Tuesday, October 27, 2009
Chasing elephants near Coimbatore...
Well, this is about a trip I took in February this year with my younger sister Priya who works for Times of India, Chennai. She had got a fellowship to study and report on man-elephant conflict in the Coimbatore region. So after a long long while, bro and sis got to spend some quality time together. We visited several areas of conflict in the region, including commercial farms and tribal villages. (Priya in action at a tribal village - pic above)
It was interesting to see that, while the tribals were well-adjusted to the idea that elephants would take a share of their crops and were happy with the harvest that remained, the commercial farmers were indignant and wanted the problem elephants removed/eliminated. Some of the more imaginative amongst them even alerted us about their pet theory that these elephants come from Kerala and are trained and sent in by the cunning Mallus from across the border who want to destroy Tamil crops! Also, the tribals tried to grow crops that were not attractive to the elephants while the farmers were growing cash crops that the elephants loved.

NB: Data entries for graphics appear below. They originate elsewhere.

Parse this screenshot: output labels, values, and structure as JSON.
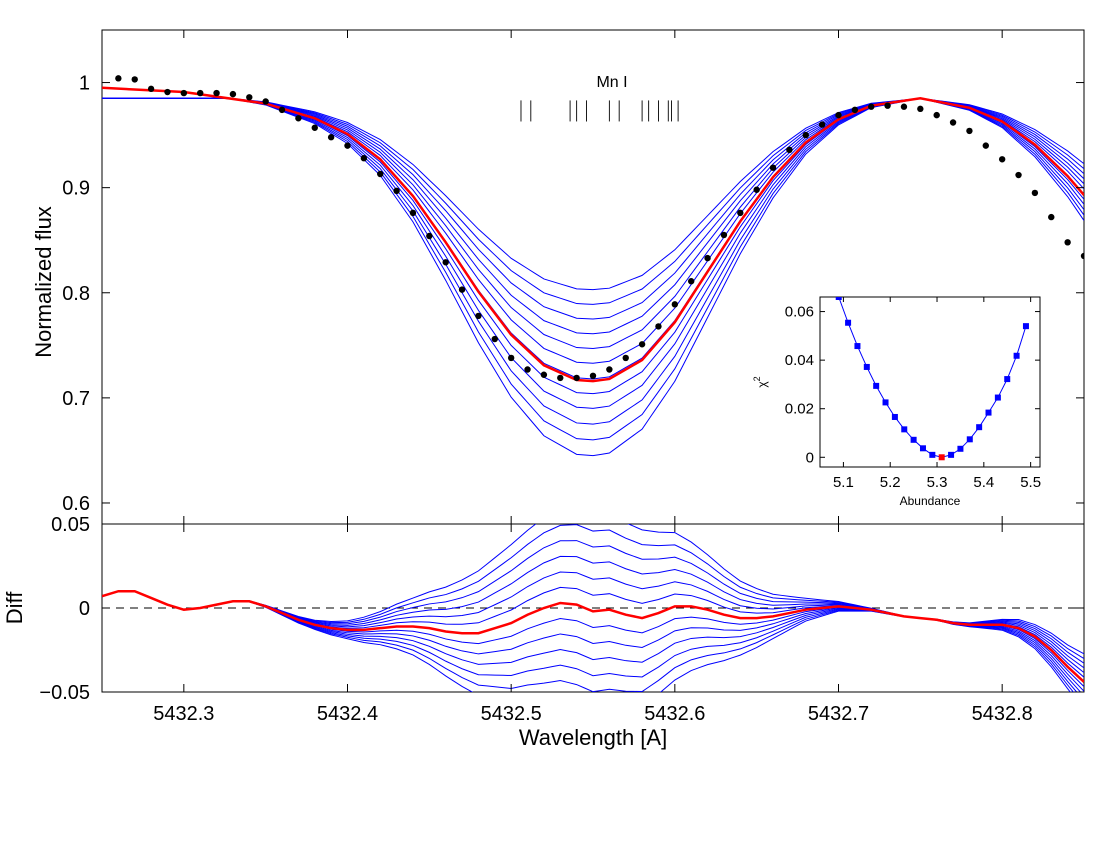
{
  "chart_data": [
    {
      "type": "line",
      "panel": "main",
      "ylabel": "Normalized flux",
      "xlim": [
        5432.25,
        5432.85
      ],
      "ylim": [
        0.58,
        1.05
      ],
      "yticks": [
        0.6,
        0.7,
        0.8,
        0.9,
        1
      ],
      "ytick_labels": [
        "0.6",
        "0.7",
        "0.8",
        "0.9",
        "1"
      ],
      "annotation": "Mn I",
      "line_markers": [
        5432.506,
        5432.512,
        5432.536,
        5432.54,
        5432.546,
        5432.56,
        5432.566,
        5432.58,
        5432.584,
        5432.59,
        5432.596,
        5432.598,
        5432.602
      ],
      "marker_y": [
        0.963,
        0.983
      ],
      "colors": {
        "observed": "#000000",
        "best_fit": "#ff0000",
        "model_grid": "#0000ff"
      },
      "observed": {
        "x": [
          5432.26,
          5432.27,
          5432.28,
          5432.29,
          5432.3,
          5432.31,
          5432.32,
          5432.33,
          5432.34,
          5432.35,
          5432.36,
          5432.37,
          5432.38,
          5432.39,
          5432.4,
          5432.41,
          5432.42,
          5432.43,
          5432.44,
          5432.45,
          5432.46,
          5432.47,
          5432.48,
          5432.49,
          5432.5,
          5432.51,
          5432.52,
          5432.53,
          5432.54,
          5432.55,
          5432.56,
          5432.57,
          5432.58,
          5432.59,
          5432.6,
          5432.61,
          5432.62,
          5432.63,
          5432.64,
          5432.65,
          5432.66,
          5432.67,
          5432.68,
          5432.69,
          5432.7,
          5432.71,
          5432.72,
          5432.73,
          5432.74,
          5432.75,
          5432.76,
          5432.77,
          5432.78,
          5432.79,
          5432.8,
          5432.81,
          5432.82,
          5432.83,
          5432.84,
          5432.85
        ],
        "y": [
          1.004,
          1.003,
          0.994,
          0.991,
          0.99,
          0.99,
          0.99,
          0.989,
          0.986,
          0.982,
          0.974,
          0.966,
          0.957,
          0.948,
          0.94,
          0.928,
          0.913,
          0.897,
          0.876,
          0.854,
          0.829,
          0.803,
          0.778,
          0.756,
          0.738,
          0.727,
          0.722,
          0.719,
          0.719,
          0.721,
          0.727,
          0.738,
          0.751,
          0.768,
          0.789,
          0.811,
          0.833,
          0.855,
          0.876,
          0.898,
          0.919,
          0.936,
          0.95,
          0.96,
          0.969,
          0.974,
          0.977,
          0.978,
          0.977,
          0.975,
          0.969,
          0.962,
          0.954,
          0.94,
          0.927,
          0.912,
          0.895,
          0.872,
          0.848,
          0.835
        ]
      },
      "best_fit": {
        "x": [
          5432.25,
          5432.3,
          5432.35,
          5432.38,
          5432.4,
          5432.42,
          5432.44,
          5432.46,
          5432.48,
          5432.5,
          5432.52,
          5432.54,
          5432.55,
          5432.56,
          5432.58,
          5432.6,
          5432.62,
          5432.64,
          5432.66,
          5432.68,
          5432.7,
          5432.72,
          5432.75,
          5432.78,
          5432.8,
          5432.82,
          5432.84,
          5432.85
        ],
        "y": [
          0.995,
          0.991,
          0.98,
          0.966,
          0.951,
          0.927,
          0.892,
          0.848,
          0.801,
          0.76,
          0.731,
          0.717,
          0.716,
          0.718,
          0.736,
          0.772,
          0.82,
          0.868,
          0.91,
          0.943,
          0.965,
          0.978,
          0.985,
          0.976,
          0.963,
          0.941,
          0.911,
          0.893
        ]
      },
      "model_grid_depths": [
        0.803,
        0.789,
        0.775,
        0.761,
        0.747,
        0.733,
        0.718,
        0.704,
        0.69,
        0.675,
        0.66,
        0.645
      ]
    },
    {
      "type": "line",
      "panel": "residual",
      "xlabel": "Wavelength [A]",
      "ylabel": "Diff",
      "xlim": [
        5432.25,
        5432.85
      ],
      "ylim": [
        -0.05,
        0.05
      ],
      "xticks": [
        5432.3,
        5432.4,
        5432.5,
        5432.6,
        5432.7,
        5432.8
      ],
      "xtick_labels": [
        "5432.3",
        "5432.4",
        "5432.5",
        "5432.6",
        "5432.7",
        "5432.8"
      ],
      "yticks": [
        -0.05,
        0,
        0.05
      ],
      "ytick_labels": [
        "−0.05",
        "0",
        "0.05"
      ],
      "zero_line": "dashed",
      "best_fit": {
        "x": [
          5432.25,
          5432.26,
          5432.27,
          5432.28,
          5432.29,
          5432.3,
          5432.31,
          5432.32,
          5432.33,
          5432.34,
          5432.35,
          5432.36,
          5432.37,
          5432.38,
          5432.39,
          5432.4,
          5432.41,
          5432.42,
          5432.43,
          5432.44,
          5432.45,
          5432.46,
          5432.47,
          5432.48,
          5432.49,
          5432.5,
          5432.51,
          5432.52,
          5432.53,
          5432.54,
          5432.55,
          5432.56,
          5432.57,
          5432.58,
          5432.59,
          5432.6,
          5432.61,
          5432.62,
          5432.63,
          5432.64,
          5432.65,
          5432.66,
          5432.67,
          5432.68,
          5432.69,
          5432.7,
          5432.71,
          5432.72,
          5432.73,
          5432.74,
          5432.75,
          5432.76,
          5432.77,
          5432.78,
          5432.79,
          5432.8,
          5432.81,
          5432.82,
          5432.83,
          5432.84,
          5432.85
        ],
        "y": [
          0.007,
          0.01,
          0.01,
          0.006,
          0.002,
          -0.001,
          0.0,
          0.002,
          0.004,
          0.004,
          0.001,
          -0.003,
          -0.007,
          -0.01,
          -0.012,
          -0.013,
          -0.013,
          -0.012,
          -0.011,
          -0.011,
          -0.012,
          -0.014,
          -0.015,
          -0.015,
          -0.012,
          -0.009,
          -0.004,
          0.0,
          0.003,
          0.002,
          -0.002,
          -0.001,
          -0.004,
          -0.006,
          -0.003,
          0.001,
          0.001,
          -0.001,
          -0.004,
          -0.006,
          -0.006,
          -0.005,
          -0.003,
          -0.001,
          0.0,
          0.001,
          0.0,
          -0.001,
          -0.003,
          -0.005,
          -0.006,
          -0.007,
          -0.009,
          -0.01,
          -0.01,
          -0.01,
          -0.012,
          -0.017,
          -0.025,
          -0.035,
          -0.044
        ]
      },
      "model_grid_offsets": [
        0.0574,
        0.0478,
        0.0383,
        0.0287,
        0.0191,
        0.0096,
        -0.0096,
        -0.0191,
        -0.0287,
        -0.0383,
        -0.0478,
        -0.0574
      ]
    },
    {
      "type": "scatter",
      "panel": "inset",
      "xlabel": "Abundance",
      "ylabel": "χ",
      "ylabel_superscript": "2",
      "xlim": [
        5.05,
        5.52
      ],
      "ylim": [
        -0.004,
        0.066
      ],
      "xticks": [
        5.1,
        5.2,
        5.3,
        5.4,
        5.5
      ],
      "xtick_labels": [
        "5.1",
        "5.2",
        "5.3",
        "5.4",
        "5.5"
      ],
      "yticks": [
        0,
        0.02,
        0.04,
        0.06
      ],
      "ytick_labels": [
        "0",
        "0.02",
        "0.04",
        "0.06"
      ],
      "x": [
        5.09,
        5.11,
        5.13,
        5.15,
        5.17,
        5.19,
        5.21,
        5.23,
        5.25,
        5.27,
        5.29,
        5.31,
        5.33,
        5.35,
        5.37,
        5.39,
        5.41,
        5.43,
        5.45,
        5.47,
        5.49
      ],
      "y": [
        0.066,
        0.0554,
        0.0458,
        0.0372,
        0.0294,
        0.0226,
        0.0166,
        0.0115,
        0.0072,
        0.0037,
        0.001,
        0.0,
        0.001,
        0.0035,
        0.0074,
        0.0124,
        0.0184,
        0.0246,
        0.0322,
        0.0418,
        0.054
      ],
      "best_index": 11,
      "colors": {
        "points": "#0000ff",
        "best": "#ff0000"
      }
    }
  ]
}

Priya's study also showed a lot of encroachments in the elephant corridors used by these behemoths to move around in their extended range. Since elephants are mega-herbivores that pretty much devastate the area they feed in, it is important that they move to other areas and give time to their former feeding grounds to recover from the effects of their foraging.
But the best part of our trip was the visit to the elephant training camp at the Indira Gandhi Wildlife Sanctuary at Anamalai and the contiguous Parambikulam National Park in Kerala. Apart from meeting up with a lot of wildlife experts like the famous Dr. Easa (formerly with Kerala Forest Research Institute) and the legendary vet Dr. Cherian, we got to see the keepers of the law in the elephant world - the kumki elephants of Anamalai!

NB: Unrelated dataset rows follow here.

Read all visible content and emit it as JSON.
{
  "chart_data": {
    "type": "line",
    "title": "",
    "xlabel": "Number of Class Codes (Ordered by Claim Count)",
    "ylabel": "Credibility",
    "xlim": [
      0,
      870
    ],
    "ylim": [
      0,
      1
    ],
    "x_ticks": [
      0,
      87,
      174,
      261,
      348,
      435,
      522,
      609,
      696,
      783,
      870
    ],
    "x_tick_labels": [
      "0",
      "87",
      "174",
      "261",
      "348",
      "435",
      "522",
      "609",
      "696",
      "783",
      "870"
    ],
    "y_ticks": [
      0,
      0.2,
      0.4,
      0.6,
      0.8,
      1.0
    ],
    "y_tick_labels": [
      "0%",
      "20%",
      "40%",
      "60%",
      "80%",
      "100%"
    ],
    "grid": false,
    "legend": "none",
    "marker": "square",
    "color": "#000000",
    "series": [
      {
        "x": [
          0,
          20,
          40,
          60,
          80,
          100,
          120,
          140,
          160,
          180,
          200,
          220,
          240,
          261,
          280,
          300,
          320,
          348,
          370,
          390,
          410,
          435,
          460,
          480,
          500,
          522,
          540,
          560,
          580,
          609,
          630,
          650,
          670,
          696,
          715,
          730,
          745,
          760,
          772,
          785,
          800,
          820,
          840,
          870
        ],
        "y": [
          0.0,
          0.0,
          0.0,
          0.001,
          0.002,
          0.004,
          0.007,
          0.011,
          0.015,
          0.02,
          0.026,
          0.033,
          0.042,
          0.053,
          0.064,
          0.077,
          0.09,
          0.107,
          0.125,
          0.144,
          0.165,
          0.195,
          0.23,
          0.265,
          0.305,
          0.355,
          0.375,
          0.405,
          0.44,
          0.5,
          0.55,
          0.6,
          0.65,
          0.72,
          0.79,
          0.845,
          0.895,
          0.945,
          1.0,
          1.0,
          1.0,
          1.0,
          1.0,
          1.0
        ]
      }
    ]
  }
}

The kumkis are the trained elephants that are used to drive back invading herds and tackle rogue elephants. They have to be strong in body and mind and must obey the commands of their mahout at all times. The most revered among them is Kaleem (in pic above) - at all of 45 years (older than me!), in his prime and the dominant male at the camp. He is a large-hearted soldier who is fearless in his encounters with wild elephants. However, he has also killed several of the other kumkis in the camp, including IG - the earlier alpha male.

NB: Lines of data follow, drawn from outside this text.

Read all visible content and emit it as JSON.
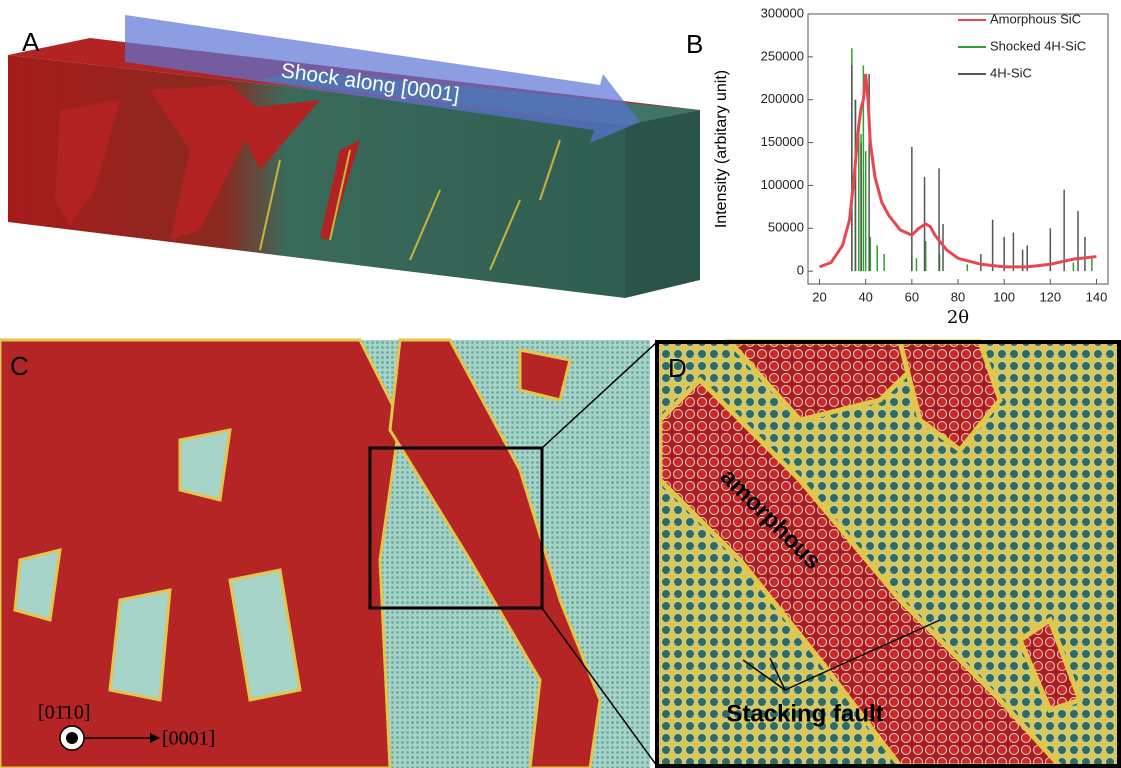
{
  "panels": {
    "a": {
      "label": "A",
      "annotation": "Shock along [0001]"
    },
    "b": {
      "label": "B"
    },
    "c": {
      "label": "C",
      "direction_out": "[01̄10]",
      "direction_right": "[0001]"
    },
    "d": {
      "label": "D",
      "region": "amorphous",
      "defect": "Stacking fault"
    }
  },
  "chart_data": {
    "type": "line",
    "xlabel": "2θ",
    "ylabel": "Intensity (arbitary unit)",
    "xlim": [
      15,
      145
    ],
    "ylim": [
      -15000,
      300000
    ],
    "xticks": [
      20,
      40,
      60,
      80,
      100,
      120,
      140
    ],
    "yticks": [
      0,
      50000,
      100000,
      150000,
      200000,
      250000,
      300000
    ],
    "legend": "upper right",
    "series": [
      {
        "name": "Amorphous SiC",
        "color": "#e8474f",
        "style": "line",
        "x": [
          20,
          25,
          30,
          33,
          35,
          37,
          38,
          39,
          40,
          41,
          42,
          44,
          47,
          50,
          55,
          60,
          63,
          66,
          68,
          70,
          75,
          80,
          90,
          100,
          110,
          120,
          130,
          140
        ],
        "values": [
          5000,
          10000,
          30000,
          60000,
          110000,
          170000,
          190000,
          200000,
          230000,
          200000,
          150000,
          110000,
          80000,
          65000,
          48000,
          42000,
          50000,
          55000,
          52000,
          42000,
          25000,
          15000,
          8000,
          5000,
          5000,
          8000,
          14000,
          17000
        ]
      },
      {
        "name": "Shocked 4H-SiC",
        "color": "#2e9e2e",
        "style": "stem",
        "x": [
          34,
          35.5,
          37,
          38,
          39,
          40,
          42,
          45,
          48,
          60,
          62,
          66,
          72,
          84,
          108,
          120,
          130,
          138
        ],
        "values": [
          260000,
          200000,
          170000,
          160000,
          240000,
          140000,
          40000,
          30000,
          20000,
          20000,
          15000,
          35000,
          20000,
          8000,
          8000,
          20000,
          10000,
          15000
        ]
      },
      {
        "name": "4H-SiC",
        "color": "#555555",
        "style": "stem",
        "x": [
          34,
          35.6,
          38,
          41.5,
          60,
          65.5,
          71.8,
          73.5,
          89.9,
          95,
          100,
          104,
          108,
          110,
          120,
          126,
          132,
          135
        ],
        "values": [
          240000,
          200000,
          150000,
          230000,
          145000,
          110000,
          120000,
          55000,
          20000,
          60000,
          40000,
          45000,
          25000,
          30000,
          50000,
          95000,
          70000,
          40000
        ]
      }
    ]
  }
}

As Kaleem's mahout Palanisamy narrated his great deeds and misdeeds to us and as we photographed him in the fading light, Kaleem struck several poses to impress us. He had a devilish twinkle in his eye and it was quite clear that he reveled in all the attention he was getting! And the enduring memory of this trip is just that - Kaleem, the Terrible, performing schoolboy pranks to get our attention, while the sun gradually set in the beautiful forested valley that is the location of the elephant training camp.